RESULT_ROOT = './Result/chosun/'

with open(DATA_ROOT, 'r', encoding='UTF-16') as f:
    text = f.read()

text = [text]

## 3. PreProcess

### 3-1. Data Cleaning

- `dot(.)`과 `apostrophe(')`는 제거하지 않음

In [22]:
cleaned = cleaning(texts=text, mode='ST')

### 3-2. Tokenizing

In [24]:
class dot_and_apostrophe:
    def __init__(self, data):
        self.data = data
    
    def token_with_apostrophe(self):
        apostrophe = []

        for tokens in self.data:
            for token in tokens:
                if "'" in token : apostrophe.append(token)
        
        self.apostrophes = set(apostrophe)
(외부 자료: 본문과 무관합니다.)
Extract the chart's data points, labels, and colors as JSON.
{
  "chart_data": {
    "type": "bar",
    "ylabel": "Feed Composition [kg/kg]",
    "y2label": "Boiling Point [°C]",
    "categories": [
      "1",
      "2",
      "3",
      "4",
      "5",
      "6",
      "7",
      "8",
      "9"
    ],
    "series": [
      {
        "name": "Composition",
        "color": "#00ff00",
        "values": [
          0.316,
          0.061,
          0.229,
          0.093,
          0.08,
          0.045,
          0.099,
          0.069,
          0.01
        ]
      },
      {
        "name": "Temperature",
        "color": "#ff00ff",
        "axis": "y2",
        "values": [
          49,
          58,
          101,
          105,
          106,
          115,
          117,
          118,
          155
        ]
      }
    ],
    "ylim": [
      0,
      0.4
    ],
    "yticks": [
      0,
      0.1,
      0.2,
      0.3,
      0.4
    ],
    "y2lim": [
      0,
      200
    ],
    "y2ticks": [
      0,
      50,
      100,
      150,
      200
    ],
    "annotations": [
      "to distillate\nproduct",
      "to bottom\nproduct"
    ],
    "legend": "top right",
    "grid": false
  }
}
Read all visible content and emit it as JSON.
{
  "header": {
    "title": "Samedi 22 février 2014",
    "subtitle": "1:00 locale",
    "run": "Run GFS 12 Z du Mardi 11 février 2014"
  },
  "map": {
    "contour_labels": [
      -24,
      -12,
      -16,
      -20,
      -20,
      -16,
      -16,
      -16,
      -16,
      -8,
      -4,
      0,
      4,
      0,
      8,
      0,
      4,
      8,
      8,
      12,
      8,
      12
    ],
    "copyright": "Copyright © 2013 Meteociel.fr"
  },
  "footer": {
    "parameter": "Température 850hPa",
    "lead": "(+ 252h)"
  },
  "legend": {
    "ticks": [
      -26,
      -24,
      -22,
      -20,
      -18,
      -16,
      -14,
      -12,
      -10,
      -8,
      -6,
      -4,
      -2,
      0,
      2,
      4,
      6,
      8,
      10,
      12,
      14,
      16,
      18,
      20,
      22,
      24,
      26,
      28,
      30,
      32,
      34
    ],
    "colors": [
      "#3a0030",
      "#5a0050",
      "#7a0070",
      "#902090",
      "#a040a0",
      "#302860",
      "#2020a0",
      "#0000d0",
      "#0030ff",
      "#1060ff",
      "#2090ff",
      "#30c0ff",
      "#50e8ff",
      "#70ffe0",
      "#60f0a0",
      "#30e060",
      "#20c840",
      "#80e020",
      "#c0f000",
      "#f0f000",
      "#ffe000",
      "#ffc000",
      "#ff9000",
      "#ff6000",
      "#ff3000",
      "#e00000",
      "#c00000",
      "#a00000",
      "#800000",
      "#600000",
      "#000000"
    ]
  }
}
        print(f"apostrophe를 가진 token : \n{self.apostrophes}")
    
    def token_with_dot(self):
        dot = []

        for tokens in self.data:
            for token in tokens:
                if "." in token : dot.append(token)
        
        self.dots = set(dot)

        print(f"dot을 가진 token : \n{self.dots}")
        
    def set_exception(self, apostrophe_exception, dot_exception):
        self.apostrophe_exception = apostrophe_exception
        self.dot_exception = dot_exception
    
    def print_exception(self):
        print(f"apostrophe exceptions : \n{self.apostrophe_exception}")
        print(f"dot exceptions : \n{self.dot_exception}")
    
    def remove_apostrophe(self, data):
        result = []
        processed = []

        for tokens in data:
            arr = []
            for token in tokens:
                if token not in self.apostrophe_exception:
                    if not token.isalnum() : 
                        if "." not in token : processed.append(token)
                    # dot은 삭제하지 않음. -> 예외처리하면서 삭제해야함
                    arr.append(re.sub("[^a-z\.]", "", token))
                else : arr.append(token)
            result.append(arr)
        
        processed = set(processed)

        print(f"Processed Tokens : \n{processed}")
        
        return result
    
    def remove_dot(self, data):
        result = []
        processed = []

        for tokens in data:
            arr = []
            for token in tokens:
                if token not in self.dot_exception:
                    if not token.isalnum() : 
                        if "'" not in token : processed.append(token)
                    # apostrophe는 삭제하지 않음. -> 예외처리하면서 삭제
                    arr.append(re.sub("[^a-z']", "", token))
                else : arr.append(token)
            result.append(arr)
        
        processed = set(processed)

        print(f"Processed Tokens : \n{processed}")
        
        return result
    
    def check_invalid_tokens(self, data):
        # 예외처리한 Token들 외에 특수문자를 가진 Token들이 있는지 확인
        invalid_tokens = []

        for tokens in data:
            for token in tokens:
                if not token.isalnum() : invalid_tokens.append(token)
                elif len(token) == 1 : invalid_tokens.append(token)
        
        invalid_tokens = set(invalid_tokens)
        exception = set(self.apostrophe_exception).union(set(self.dot_exception))
        self.invalid_symbol = invalid_tokens.difference(exception)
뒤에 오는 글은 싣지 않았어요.